However, let's go again; the reason why soccer hasn't broken through in America (or Canada for that matter) is because the sport- market is saturated. It is saturated because soccer "wasn't there" when professional sports began.
Why wasn't soccer there then? I don't really know for sure but because it wasn't there Americans had since developed their own sports and therefore to them soccer has to this day been as a foreign sport.
That's not accurate. Soccer is not a "relatively new" sport to North America. It predates football, hockey, and basketball in the United States. IN fact, soccer was only second to baseball in popularity, during the early part of the 20th century. The United States did very well in the first World Cup (1930). The decline of soccer in the United States, was the result of the Great Depression, and the dissolution of the American Soccer League (ASL) in 1933.

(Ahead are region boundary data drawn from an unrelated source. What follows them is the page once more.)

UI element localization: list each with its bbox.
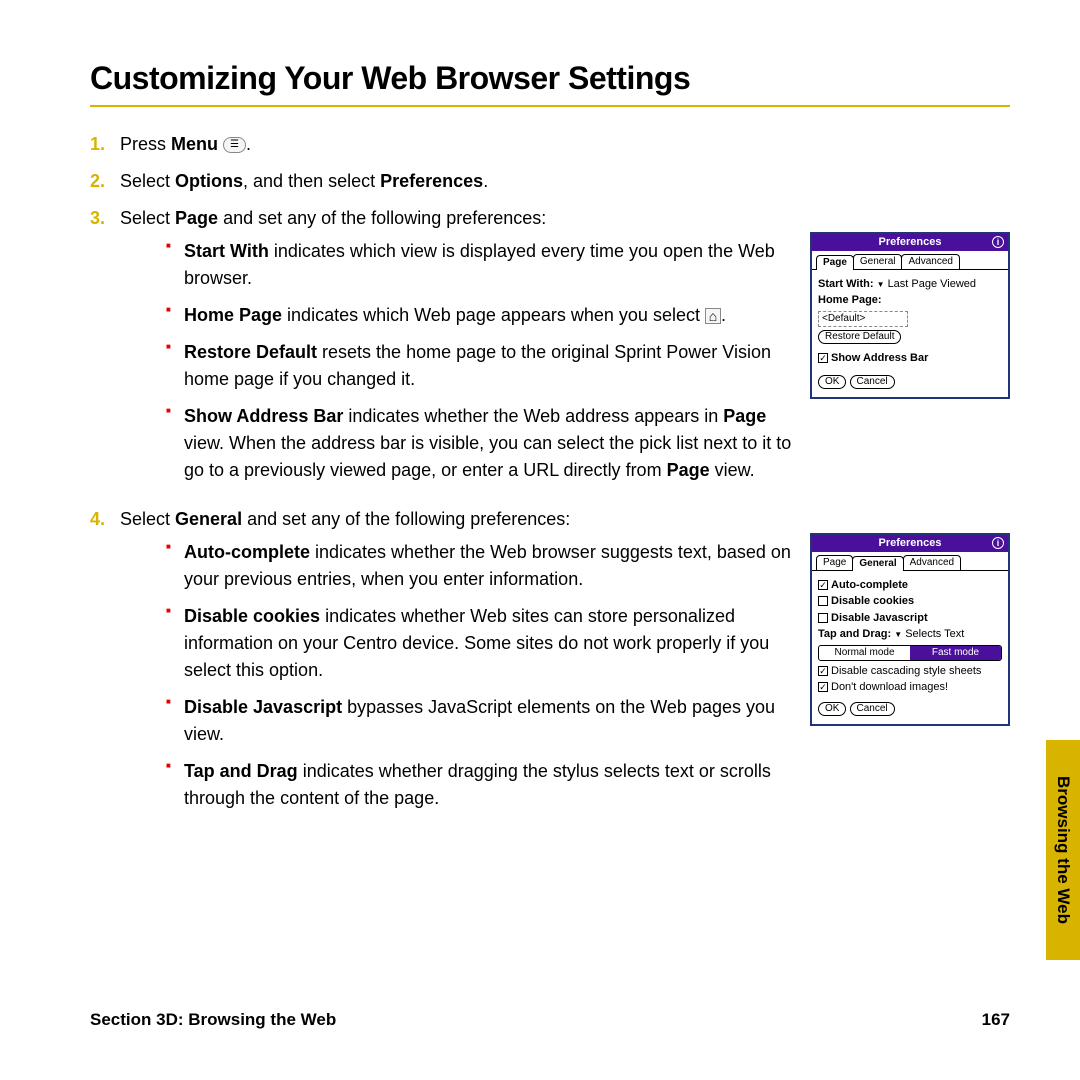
disable-cookies-checkbox[interactable] bbox=[818, 596, 828, 606]
dont-download-images-label: Don't download images! bbox=[831, 681, 948, 693]
show-addr-label: Show Address Bar bbox=[831, 352, 928, 364]
start-with-value[interactable]: Last Page Viewed bbox=[888, 278, 976, 290]
prefs-tabs: Page General Advanced bbox=[812, 251, 1008, 270]
step-4: Select General and set any of the follow… bbox=[90, 506, 1010, 824]
steps-list: Press Menu ☰. Select Options, and then s… bbox=[90, 131, 1010, 824]
bullet-disable-js: Disable Javascript bypasses JavaScript e… bbox=[166, 694, 794, 748]
ok-button[interactable]: OK bbox=[818, 375, 846, 389]
step-4c: and set any of the following preferences… bbox=[242, 509, 570, 529]
disable-js-label: Disable Javascript bbox=[831, 612, 928, 624]
tab-general[interactable]: General bbox=[853, 254, 903, 269]
auto-complete-label: Auto-complete bbox=[831, 579, 908, 591]
start-with-label: Start With: bbox=[818, 278, 874, 290]
info-icon-2: i bbox=[992, 537, 1004, 549]
side-tab: Browsing the Web bbox=[1046, 740, 1080, 960]
page-footer: Section 3D: Browsing the Web 167 bbox=[90, 1010, 1010, 1030]
step-1: Press Menu ☰. bbox=[90, 131, 1010, 158]
menu-key-icon: ☰ bbox=[223, 137, 246, 153]
step-4b: General bbox=[175, 509, 242, 529]
bullet-auto-complete: Auto-complete indicates whether the Web … bbox=[166, 539, 794, 593]
disable-js-checkbox[interactable] bbox=[818, 613, 828, 623]
step-3b: Page bbox=[175, 208, 218, 228]
tab-page[interactable]: Page bbox=[816, 255, 854, 270]
title-underline bbox=[90, 105, 1010, 107]
step-2d: Preferences bbox=[380, 171, 483, 191]
step-3c: and set any of the following preferences… bbox=[218, 208, 546, 228]
step-2b: Options bbox=[175, 171, 243, 191]
footer-page-number: 167 bbox=[982, 1010, 1010, 1030]
restore-default-button[interactable]: Restore Default bbox=[818, 330, 901, 344]
dropdown-icon[interactable]: ▼ bbox=[877, 280, 885, 289]
show-addr-checkbox[interactable]: ✓ bbox=[818, 353, 828, 363]
step-3a: Select bbox=[120, 208, 175, 228]
tap-drag-value[interactable]: Selects Text bbox=[905, 628, 964, 640]
step-2c: , and then select bbox=[243, 171, 380, 191]
step-3: Select Page and set any of the following… bbox=[90, 205, 1010, 496]
screenshot-general-prefs: Preferences i Page General Advanced ✓Aut… bbox=[810, 533, 1010, 726]
tab-general-2[interactable]: General bbox=[852, 556, 903, 571]
home-page-label: Home Page: bbox=[818, 294, 882, 306]
disable-cookies-label: Disable cookies bbox=[831, 595, 914, 607]
step-2: Select Options, and then select Preferen… bbox=[90, 168, 1010, 195]
cancel-button-2[interactable]: Cancel bbox=[850, 702, 895, 716]
page-title: Customizing Your Web Browser Settings bbox=[90, 60, 1010, 97]
prefs-tabs-2: Page General Advanced bbox=[812, 552, 1008, 571]
disable-css-checkbox[interactable]: ✓ bbox=[818, 666, 828, 676]
fast-mode-tab[interactable]: Fast mode bbox=[910, 646, 1001, 660]
side-tab-label: Browsing the Web bbox=[1053, 776, 1073, 924]
screenshot-page-prefs: Preferences i Page General Advanced Star… bbox=[810, 232, 1010, 399]
step-3-bullets: Start With indicates which view is displ… bbox=[166, 238, 794, 484]
home-page-field[interactable]: <Default> bbox=[818, 311, 908, 327]
bullet-restore-default: Restore Default resets the home page to … bbox=[166, 339, 794, 393]
footer-section: Section 3D: Browsing the Web bbox=[90, 1010, 336, 1030]
bullet-start-with: Start With indicates which view is displ… bbox=[166, 238, 794, 292]
step-1-end: . bbox=[246, 134, 251, 154]
dropdown-icon-2[interactable]: ▼ bbox=[894, 630, 902, 639]
disable-css-label: Disable cascading style sheets bbox=[831, 665, 981, 677]
screenshot-titlebar: Preferences i bbox=[812, 234, 1008, 251]
screenshot-titlebar-2: Preferences i bbox=[812, 535, 1008, 552]
mode-tabs[interactable]: Normal mode Fast mode bbox=[818, 645, 1002, 661]
step-2a: Select bbox=[120, 171, 175, 191]
step-1-menu: Menu bbox=[171, 134, 218, 154]
info-icon: i bbox=[992, 236, 1004, 248]
home-icon: ⌂ bbox=[705, 308, 721, 324]
dont-download-images-checkbox[interactable]: ✓ bbox=[818, 682, 828, 692]
tap-drag-label: Tap and Drag: bbox=[818, 628, 891, 640]
step-1-text: Press bbox=[120, 134, 171, 154]
tab-advanced[interactable]: Advanced bbox=[901, 254, 959, 269]
step-2e: . bbox=[483, 171, 488, 191]
screenshot-title-2: Preferences bbox=[879, 537, 942, 550]
step-4-bullets: Auto-complete indicates whether the Web … bbox=[166, 539, 794, 812]
bullet-home-page: Home Page indicates which Web page appea… bbox=[166, 302, 794, 329]
tab-advanced-2[interactable]: Advanced bbox=[903, 555, 961, 570]
auto-complete-checkbox[interactable]: ✓ bbox=[818, 580, 828, 590]
normal-mode-tab[interactable]: Normal mode bbox=[819, 646, 910, 660]
tab-page-2[interactable]: Page bbox=[816, 555, 853, 570]
bullet-tap-drag: Tap and Drag indicates whether dragging … bbox=[166, 758, 794, 812]
bullet-disable-cookies: Disable cookies indicates whether Web si… bbox=[166, 603, 794, 684]
ok-button-2[interactable]: OK bbox=[818, 702, 846, 716]
step-4a: Select bbox=[120, 509, 175, 529]
screenshot-title: Preferences bbox=[879, 236, 942, 249]
cancel-button[interactable]: Cancel bbox=[850, 375, 895, 389]
bullet-show-address-bar: Show Address Bar indicates whether the W… bbox=[166, 403, 794, 484]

I read this on Wikipedia today for the first time, about the demise of the ASL, and it has an extremely interesting take on why Americans turned their backs to soccer in the 1930's:
American Soccer League (1921–33) - Wikipedia
"However, the Soccer Wars had permanently crippled the ASL and it collapsed at the end of the 1933 spring season. Ironically, while USFA and FIFA "won" the wars and established their pre-eminence over the ASL, the spectacle of a U.S. athletic association conspiring with a European organization to undermine a U.S. athletic league alienated many U.S. sports fans by creating an image of soccer as a sport controlled by foreigners. These fans turned their backs on soccer, relegating the sport to the position of a minor league, ethnic-based sport for decades to come."
In other words, FIFA is to blame, for the decline in popularity of the sport in America:
The Golden Era, 1921-1933
The sport of soccer was relatively obscure until the emergence of the North American Soccer League (NASL), in 1968, and the signing of Brazilian superstar Pele by the NY Cosmos during the 70s, that helped the sport regain popularity. Soccer still has struggled to become a mainstream American sport, but it's popularity started to grow once the US won the right to host the World Cup in 1994.
Having said that, there is currently no soccer league in North America that can compete with the NHL.